To Pluto and Beyond! - If you’ve ever been to Exploration Place and picked up one of the planet data sheets we hand out after the “Stars Over Kansas” show, you’ll see an interesting column for each planet: “Visited By”. There, we list how many probes have visited each planet. But one planet comes up with a goose-egg; Pluto has never been visited by a spacecraft. It’s amazing to think that in this day and age, something like a planet in our solar system has never been explored close-up. But now, after a long fight to keep the mission alive politically, the New Horizons craft is getting ready to launch in early 2006. The spacecraft will be the fastest ever launched by mankind. After a gravity assist by Jupiter, the piano-sized probe will be accelerated to Mach 85 and fly by the tiny planet in a matter of hours when it arrives in 2015. Pluto will then be 3.1 billion miles from Earth. If you’re wondering what that is in metric units, that works out to be: way out there.
Lost in Space - You may remember our article about the The Planetary Society’s solar sail spacecraft Cosmos 1 that was due to become the first spacecraft to be powered by a solar sail. It was launched inside a converted ICBM from an underwater Russian submarine on June 21. The craft was never heard from, and was probably destroyed as it reentered the earth’s atmosphere after its rocket failed to get it into earth orbit. What’s next for The Planetary Society?
…we’ll certainly stay in the business, and try more audacious things, like the Solar Sail, Search for Extraterrestrial Intelligence, Mars airplanes, or Venus balloons we’ve advocated in the past.
Boom! - The European Space Agency’s Mars Express craft is ready to look for water below the surface of Mars. Over the past several weeks, the craft has carefully deployed two 66-foot and a 23-foot long antenna booms. An initial checkout of the MARSIS experiment (which stands for Mars Advanced Radar for Subsurface and Ionosphere Sounding) was given a thumbs up. Scientists say that it will also probe Mars for even longer acronyms for future missions.
I See Your Kuiper Belt - The Hubble Space Telescope has revealed the dust ring around the star Fomalhaut in fantastic detail. The image hints at an unseen planet, probably about twice the size of Jupiter, that keeps the inner part of that solar system clean of debris. The ring is Fomalhaut’s version of our Kuiper Belt, an outer area of icy bodies that lies beyond the planets.

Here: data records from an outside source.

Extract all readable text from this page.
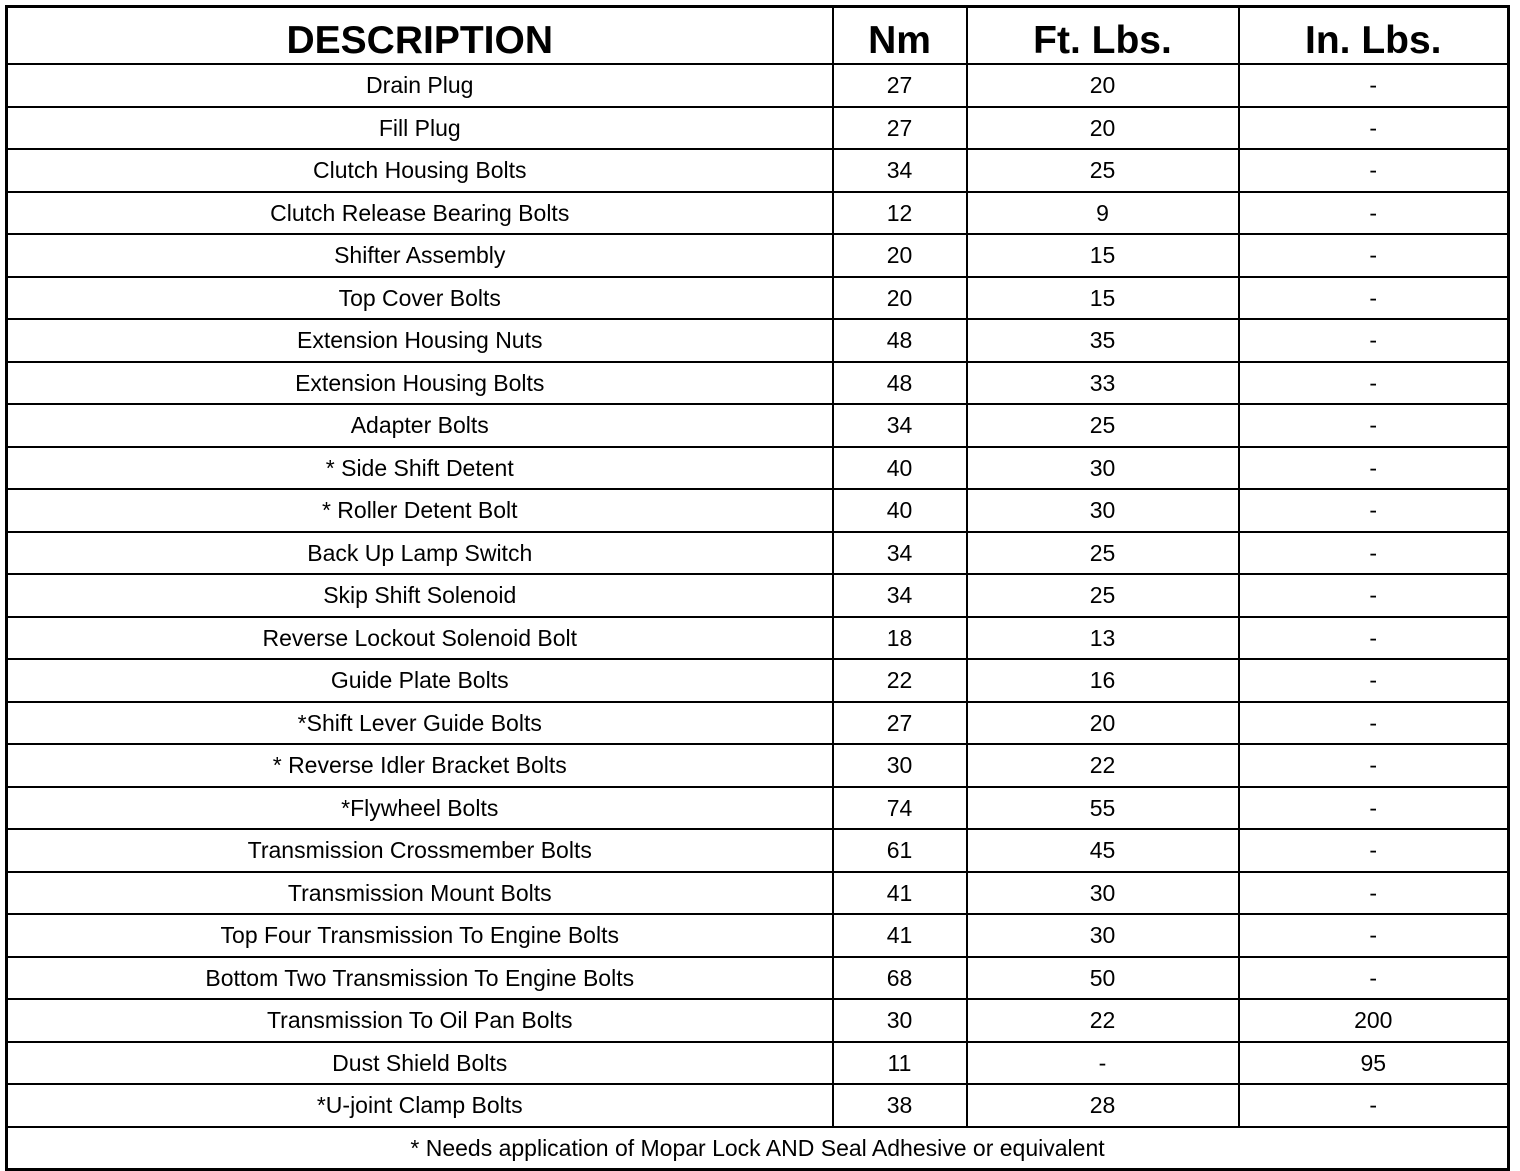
DESCRIPTION	Nm	Ft. Lbs.	In. Lbs.
Drain Plug	27	20	-
Fill Plug	27	20	-
Clutch Housing Bolts	34	25	-
Clutch Release Bearing Bolts	12	9	-
Shifter Assembly	20	15	-
Top Cover Bolts	20	15	-
Extension Housing Nuts	48	35	-
Extension Housing Bolts	48	33	-
Adapter Bolts	34	25	-
* Side Shift Detent	40	30	-
* Roller Detent Bolt	40	30	-
Back Up Lamp Switch	34	25	-
Skip Shift Solenoid	34	25	-
Reverse Lockout Solenoid Bolt	18	13	-
Guide Plate Bolts	22	16	-
*Shift Lever Guide Bolts	27	20	-
* Reverse Idler Bracket Bolts	30	22	-
*Flywheel Bolts	74	55	-
Transmission Crossmember Bolts	61	45	-
Transmission Mount Bolts	41	30	-
Top Four Transmission To Engine Bolts	41	30	-
Bottom Two Transmission To Engine Bolts	68	50	-
Transmission To Oil Pan Bolts	30	22	200
Dust Shield Bolts	11	-	95
*U-joint Clamp Bolts	38	28	-
* Needs application of Mopar Lock AND Seal Adhesive or equivalent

Stay on Target - The Deep Impact probe, scheduled to plow part of itself into Comet Tempel 1 on the 4th of July, has imaged its target’s nucleus. These pictures of the 9 mile by 3 mile wide chunk of rock and ice will be used to fine tune the aim of the 820 pound impactor that will be released from the comet the day before the scheduled collision. To the relief of scientists everywhere, Bruce Willis will not be involved in the calculations.